W porównaniu z 2017 rokiem liczba wydarzeń podczas tegorocznej, drugiej edycji uległa niemal podwojeniu. Zamieszczona na stronie internetowej ambasady mapa przedstawia ponad 80 wydarzeń w różnych miejscach - od znajdującej się na południu kraju Isle of Wight po Inverness na północy Szkocji; imprezy odbędą się też m.in. w walijskich Newport i Aberystwyth oraz w północnoirlandzkim Belfaście.
- Oba te cele są ważne: żeby Polacy się zintegrowali, ale z drugiej strony, żeby świętowali wspólnie z Brytyjczykami. Dlatego tak bardzo się cieszę, że tak wielu burmistrzów otworzyło swoje ratusze na te imprezy i współpracują z Polonią. To nasze wspólne świętowanie wspólnego polskiego dziedzictwa w Wielkiej Brytanii - tłumaczył w rozmowie z polskimi mediami ambasador RP w Londynie Arkady Rzegocki.
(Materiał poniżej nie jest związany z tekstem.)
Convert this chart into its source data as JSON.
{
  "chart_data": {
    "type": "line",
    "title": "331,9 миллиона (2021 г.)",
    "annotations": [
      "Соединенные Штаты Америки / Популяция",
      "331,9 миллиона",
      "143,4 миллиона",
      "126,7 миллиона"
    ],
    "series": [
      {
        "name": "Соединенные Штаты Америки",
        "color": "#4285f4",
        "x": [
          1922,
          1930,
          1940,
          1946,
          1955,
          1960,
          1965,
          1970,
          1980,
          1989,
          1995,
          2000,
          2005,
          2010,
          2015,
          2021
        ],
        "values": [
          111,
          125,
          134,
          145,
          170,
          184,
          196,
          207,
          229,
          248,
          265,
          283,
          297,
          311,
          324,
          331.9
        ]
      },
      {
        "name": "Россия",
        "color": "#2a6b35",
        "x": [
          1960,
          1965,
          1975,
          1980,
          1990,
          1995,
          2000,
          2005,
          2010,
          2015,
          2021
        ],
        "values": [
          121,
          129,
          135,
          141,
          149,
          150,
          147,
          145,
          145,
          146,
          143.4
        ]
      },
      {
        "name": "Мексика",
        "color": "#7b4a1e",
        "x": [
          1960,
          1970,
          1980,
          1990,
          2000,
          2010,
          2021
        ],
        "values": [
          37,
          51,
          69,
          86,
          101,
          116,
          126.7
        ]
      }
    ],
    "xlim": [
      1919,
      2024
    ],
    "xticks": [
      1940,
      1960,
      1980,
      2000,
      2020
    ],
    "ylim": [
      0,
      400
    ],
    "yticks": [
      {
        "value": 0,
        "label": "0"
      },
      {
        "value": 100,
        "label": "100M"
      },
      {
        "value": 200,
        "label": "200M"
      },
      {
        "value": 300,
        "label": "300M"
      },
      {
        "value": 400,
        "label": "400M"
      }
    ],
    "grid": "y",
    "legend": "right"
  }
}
- Pomysłowość naszych rodaków jest niezwykła: od festiwali muzycznych, konkursów piosenek poprzez jedzenie, a skończywszy na ciekawych wykładach i dyskusjach - wymieniał. - To co najważniejsze, to żebyśmy pamiętali, że mamy co świętować; że 3 maja to niezwykły dzień w polskiej i europejskiej historii. Nawet jeśli grupa przyjaciół Polski pójdzie do pubu z okazji Polish Heritage Day, to będę się cieszył - podkreślił ambasador.
Udział Borisa Johnsona
Obchody zostały zainaugurowane w środę w Polskim Ośrodku Społeczno-Kulturalnym w Londynie, gdzie otwarto przygotowaną przez Bibliotekę POSK wystawę "Brytyjczycy wobec spraw polskich w II połowie XVIII wieku". W piątek brytyjski minister spraw zagranicznych Boris Johnson odwiedził bibliotekę miejską w Uxbridge, gdzie pokazywana jest wystawa o polskich lotnikach walczących w Bitwie o Anglię.
W Ravenscourt Park w zachodnim Londynie w sobotę odbył się m.in. piknik zorganizowany przez Stowarzyszenie Techników Polskich. Jego uczestnicy wcześniej odwiedzili Instytut Piłsudskiego i zobaczyli unikalną kopię maszyny szyfrującej Enigma z okresu drugiej wojny światowej.
Z kolei w południowym Londynie trwa dwudniowe "Książkowisko", które towarzyszy festiwalowi literackiemu w dzielnicy Lambeth.
Marta Sordyl z organizacji Poles Connect tłumaczyła w rozmowie z polskimi mediami, że uczestnicy będą mogli m.in. zmierzyć się w Turnieju Jednego Wiersza, zobaczyć wystawę portretów Polaków z południowego Londynu, a także zapoznać się z wyjątkową historią poetki Kazimiery Iłłakowiczówny i w ten sposób świętować stulecie uzyskania przez kobiety praw wyborczych.
Jak zaznaczyła, organizatorzy zdecydowali, że ich wydarzenie będzie "wielowyznaniowe i wielokulturowe". Dlatego zaprosili wszystkich członków społeczności południowego Londynu, także np. z lokalnych meczetów. - Chodzi o wspólną zabawę, żeby to było wydarzenie ciekawe i miłe, gdzie ludzie się poznają i opowiedzą o Polsce - tłumaczyła Sordyl.
W sobotę podobne wydarzenia odbywają się w wielu miastach na terenie całego kraju, m.in. w Milton Keynes, Leicester, Birmingham, Gloucester, Nottingham, Manchesterze i Liverpoolu. W niedzielę ulicami Bournemouth przebiegnie Bieg Niepodległości.
Szereg imprez odbędzie się także w kolejnych tygodniach, m.in. w Cambridge 13 maja i w Londynie 19 maja. Ostatnie wydarzenia zaplanowano na 5 czerwca.
Oficjalnym logo Dni Polskiego Dziedzictwa jest biało-czerwona szachownica lotnicza, która była symbolem polskich pilotów walczących w Bitwie o Anglię.
Polacy stanowią największą mniejszość narodową w Wielkiej Brytanii. Według danych brytyjskiego urzędu statystycznego jest to nieco ponad milion osób.